Mary-Ann turned the key in the lock and leaned back against the door. “I need you to listen and not dismiss what I’m about to say.”
Mrs. Bainbridge lowered herself into the armchair near the window, her tone losing its usual lilt. “I’m listening.”
Mary-Ann didn’t pace. She crossed to her writing desk and opened the drawer slowly, drawing out the folded list she’d written the night before.
“This is what I know or suspect. Wilkinson is manipulating the shipping accounts. The Argent Wind was listed as missing, but I saw it at the docks today. Men are speaking in hushed tones, cargo is unrecorded, and I found altered ledgers in my father’s study.

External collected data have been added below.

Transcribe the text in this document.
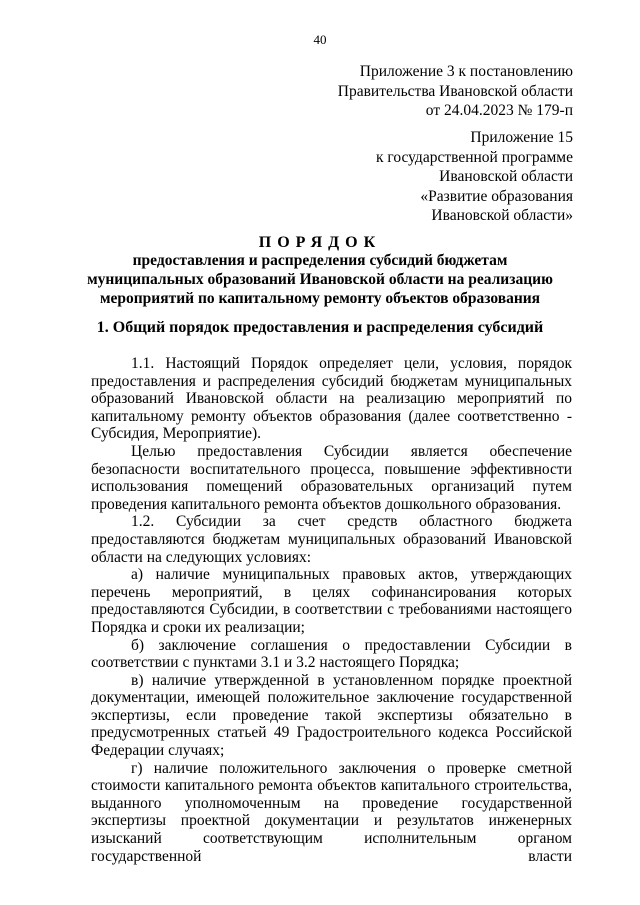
40
Приложение 3 к постановлению
Правительства Ивановской области
от 24.04.2023 № 179-п
Приложение 15
к государственной программе
Ивановской области
«Развитие образования
Ивановской области»
ПОРЯДОК
предоставления и распределения субсидий бюджетам
муниципальных образований Ивановской области на реализацию
мероприятий по капитальному ремонту объектов образования
1. Общий порядок предоставления и распределения субсидий

1.1. Настоящий Порядок определяет цели, условия, порядок предоставления и распределения субсидий бюджетам муниципальных образований Ивановской области на реализацию мероприятий по капитальному ремонту объектов образования (далее соответственно - Субсидия, Мероприятие).

Целью предоставления Субсидии является обеспечение безопасности воспитательного процесса, повышение эффективности использования помещений образовательных организаций путем проведения капитального ремонта объектов дошкольного образования.

1.2. Субсидии за счет средств областного бюджета предоставляются бюджетам муниципальных образований Ивановской области на следующих условиях:

а) наличие муниципальных правовых актов, утверждающих перечень мероприятий, в целях софинансирования которых предоставляются Субсидии, в соответствии с требованиями настоящего Порядка и сроки их реализации;

б) заключение соглашения о предоставлении Субсидии в соответствии с пунктами 3.1 и 3.2 настоящего Порядка;

в) наличие утвержденной в установленном порядке проектной документации, имеющей положительное заключение государственной экспертизы, если проведение такой экспертизы обязательно в предусмотренных статьей 49 Градостроительного кодекса Российской Федерации случаях;

г) наличие положительного заключения о проверке сметной стоимости капитального ремонта объектов капитального строительства, выданного уполномоченным на проведение государственной экспертизы проектной документации и результатов инженерных изысканий соответствующим исполнительным органом государственной власти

Lydia’s placement here wasn’t for my comfort. It was surveillance.”
She passed the page to Mrs. Bainbridge, who read it in silence.
When she looked up, her face was pale, but resolute. “You’re not being paranoid.”
“No,” Mary-Ann said. “I’m being followed. And now I’m following back.”
Bainbridge folded the list with care. “What are you going to do?”
“There’s one place left to search. The sea cave.”
“The one from the newspaper?”
Mary-Ann nodded. “If anything is still hidden, it’s there. And I can’t wait for Quinton. I don’t know when he’ll be back or what he’s allowed to tell me. But if I could choose, I would rather not do this without him.”
Bainbridge didn’t argue. She only asked, “Do you want me to come with you?”
Mary-Ann hesitated. “No. I need you to go to Barrington. Tell him what I’ve told you. Tell him where I’ve gone. But don’t come after me unless I fail to return.”
Bainbridge rose, straightening her spine like a soldier receiving orders. “Then we both have something to do.”
Mary-Ann reached for her cloak, fingers firm on the fabric.
“If I’m wrong, they’ll mock my pride. But if I’m right… Someone has twisted my family’s name into a shield for corruption. And I will not let that stand.